Food is art. There are very few mediums that express a culture more than food and art, and when the two combine, you get something truly remarkable. Artists and foodies alike can agree that it is very easy to find food and drinks in still life paintings and folk art. However, there are certain artists that go above and beyond to showcase the culture of food in their paintings. Norman Rockwell introduced a feeling of comfort and warmth with his famous Thanksgiving oil painting, Freedom from Want. In the 1960s Andy Warhol created Campbell’s Soup Cans, not only beginning the trend of pop art but showing the world that even a painting of a can of soup could be beautiful.

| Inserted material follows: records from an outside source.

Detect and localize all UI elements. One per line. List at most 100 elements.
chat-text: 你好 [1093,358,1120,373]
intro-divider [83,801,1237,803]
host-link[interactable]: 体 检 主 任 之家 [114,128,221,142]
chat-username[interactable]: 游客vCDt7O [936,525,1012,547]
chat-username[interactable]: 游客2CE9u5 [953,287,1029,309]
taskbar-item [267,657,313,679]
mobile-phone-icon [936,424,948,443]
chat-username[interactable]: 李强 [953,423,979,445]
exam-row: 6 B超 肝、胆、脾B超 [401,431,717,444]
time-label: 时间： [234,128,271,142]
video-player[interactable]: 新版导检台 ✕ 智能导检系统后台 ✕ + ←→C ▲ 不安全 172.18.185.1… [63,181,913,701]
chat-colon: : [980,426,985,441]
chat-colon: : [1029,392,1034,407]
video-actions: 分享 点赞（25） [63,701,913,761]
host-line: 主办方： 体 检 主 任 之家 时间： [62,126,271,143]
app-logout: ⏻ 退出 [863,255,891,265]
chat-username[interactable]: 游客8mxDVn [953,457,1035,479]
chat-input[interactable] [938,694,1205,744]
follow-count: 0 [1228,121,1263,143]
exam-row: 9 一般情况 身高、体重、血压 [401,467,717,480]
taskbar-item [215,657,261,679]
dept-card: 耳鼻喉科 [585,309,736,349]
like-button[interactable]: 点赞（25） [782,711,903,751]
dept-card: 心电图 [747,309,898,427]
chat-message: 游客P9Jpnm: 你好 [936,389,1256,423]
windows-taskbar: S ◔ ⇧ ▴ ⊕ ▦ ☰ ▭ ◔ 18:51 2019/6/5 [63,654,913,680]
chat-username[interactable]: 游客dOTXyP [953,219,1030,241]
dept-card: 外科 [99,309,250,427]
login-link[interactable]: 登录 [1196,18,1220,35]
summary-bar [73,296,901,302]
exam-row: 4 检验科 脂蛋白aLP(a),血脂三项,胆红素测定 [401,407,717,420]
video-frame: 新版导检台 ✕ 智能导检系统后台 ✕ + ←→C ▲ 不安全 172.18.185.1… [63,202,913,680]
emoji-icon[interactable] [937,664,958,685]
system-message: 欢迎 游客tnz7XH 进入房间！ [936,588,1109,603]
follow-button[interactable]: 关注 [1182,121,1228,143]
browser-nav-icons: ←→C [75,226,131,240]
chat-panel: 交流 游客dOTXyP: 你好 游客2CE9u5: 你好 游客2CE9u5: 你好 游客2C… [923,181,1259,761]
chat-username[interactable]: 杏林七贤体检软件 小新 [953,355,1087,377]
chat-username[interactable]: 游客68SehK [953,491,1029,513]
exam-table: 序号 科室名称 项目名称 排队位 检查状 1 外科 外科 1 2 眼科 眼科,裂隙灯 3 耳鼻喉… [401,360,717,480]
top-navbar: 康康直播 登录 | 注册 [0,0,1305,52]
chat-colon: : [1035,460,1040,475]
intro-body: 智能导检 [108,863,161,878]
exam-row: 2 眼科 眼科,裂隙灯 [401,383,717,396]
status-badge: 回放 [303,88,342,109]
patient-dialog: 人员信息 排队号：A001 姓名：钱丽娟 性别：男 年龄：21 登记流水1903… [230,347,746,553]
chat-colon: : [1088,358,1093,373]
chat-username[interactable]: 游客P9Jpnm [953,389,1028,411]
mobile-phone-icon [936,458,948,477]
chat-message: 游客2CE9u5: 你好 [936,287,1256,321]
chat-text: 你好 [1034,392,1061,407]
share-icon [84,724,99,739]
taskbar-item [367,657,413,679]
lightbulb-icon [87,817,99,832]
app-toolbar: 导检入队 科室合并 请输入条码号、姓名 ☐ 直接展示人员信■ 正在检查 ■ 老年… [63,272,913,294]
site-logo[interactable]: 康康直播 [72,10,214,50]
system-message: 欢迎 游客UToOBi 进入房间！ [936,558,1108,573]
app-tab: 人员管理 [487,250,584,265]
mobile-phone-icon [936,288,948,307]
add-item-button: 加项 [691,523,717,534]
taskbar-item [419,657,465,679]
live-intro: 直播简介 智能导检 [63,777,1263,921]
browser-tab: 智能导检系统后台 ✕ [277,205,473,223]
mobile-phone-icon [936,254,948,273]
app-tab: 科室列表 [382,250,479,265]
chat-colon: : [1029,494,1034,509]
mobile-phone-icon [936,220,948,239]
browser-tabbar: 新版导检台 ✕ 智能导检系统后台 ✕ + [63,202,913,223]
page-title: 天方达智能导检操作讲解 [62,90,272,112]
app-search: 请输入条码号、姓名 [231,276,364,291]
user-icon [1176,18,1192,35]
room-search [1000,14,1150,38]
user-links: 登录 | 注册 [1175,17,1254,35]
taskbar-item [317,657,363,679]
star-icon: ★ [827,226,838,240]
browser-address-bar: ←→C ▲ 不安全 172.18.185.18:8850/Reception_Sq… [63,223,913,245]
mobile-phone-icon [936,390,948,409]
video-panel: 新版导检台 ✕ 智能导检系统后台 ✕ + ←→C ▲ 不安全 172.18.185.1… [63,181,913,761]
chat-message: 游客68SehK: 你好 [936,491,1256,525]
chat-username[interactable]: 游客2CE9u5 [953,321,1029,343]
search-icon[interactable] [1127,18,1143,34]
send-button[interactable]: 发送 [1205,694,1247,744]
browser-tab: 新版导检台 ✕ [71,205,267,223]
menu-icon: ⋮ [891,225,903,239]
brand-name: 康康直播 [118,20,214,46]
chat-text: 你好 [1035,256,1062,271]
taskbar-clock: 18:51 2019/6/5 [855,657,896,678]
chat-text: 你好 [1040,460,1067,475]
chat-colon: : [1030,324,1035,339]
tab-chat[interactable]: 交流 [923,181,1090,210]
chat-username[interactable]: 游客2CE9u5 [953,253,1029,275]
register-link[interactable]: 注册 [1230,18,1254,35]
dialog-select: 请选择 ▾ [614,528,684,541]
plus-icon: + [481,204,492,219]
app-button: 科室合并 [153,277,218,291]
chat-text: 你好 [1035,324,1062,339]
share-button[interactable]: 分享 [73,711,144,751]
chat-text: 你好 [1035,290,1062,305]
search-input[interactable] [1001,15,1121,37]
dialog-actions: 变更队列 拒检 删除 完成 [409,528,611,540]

Michael Esparza, an artist in San Antonio, Texas is taking social media by storm with his interpretation of including food in oil paintings, fast food specifically. The artist, who spend a year studying art in Italy, came back home to Texas in 2012 and realized how much fast food influences Texas culture. After returning home and immediately grabbing Whataburger, Michael stated that the idea of creating original paintings featuring a, “a little bit Bob Ross and a little bit Thomas Kinkade,” came to him after realizing that his favorite fast food joints were a source of comfort and home when he returned to the States.
The paintings, which feature Texas hotspots like Bucee’s, Whataburger, Taco Cabana, and Bill Miller’s BBQ, were a way for Michael to share Texas’s big love for state brands. “I wanted to make something that was super Texas, a landscape that was, even more, Texas than the landscape that we have,” he says during an interview with Texas Monthly. “A lot of people I would talk to in Europe, they would tell me what they thought Texas looked like. So I wanted to make those landscapes like what they thought, but also, as a person from here, I wanted to make them even more Texas. It’s like Texas squared.”
Michael started selling his work at a local art market once he got home from Italy, sharing his original oil on canvas paintings with art lovers. He opened up his own Etsy shop online this past May, selling about one painting a month. That is until the internet found out about his food art. While he does not sell the originals on Etsy, food & drink lovers may buy prints of his Texas works.
You can find his one of a kind fine art on his Etsy page, with art prints ranging from $25 for an 8×10 print to $85 for an 18×24 print. There’s no need to have a degree in art history to enjoy these food paintings. Just a love for a Monterey Melt and beaver nuggets.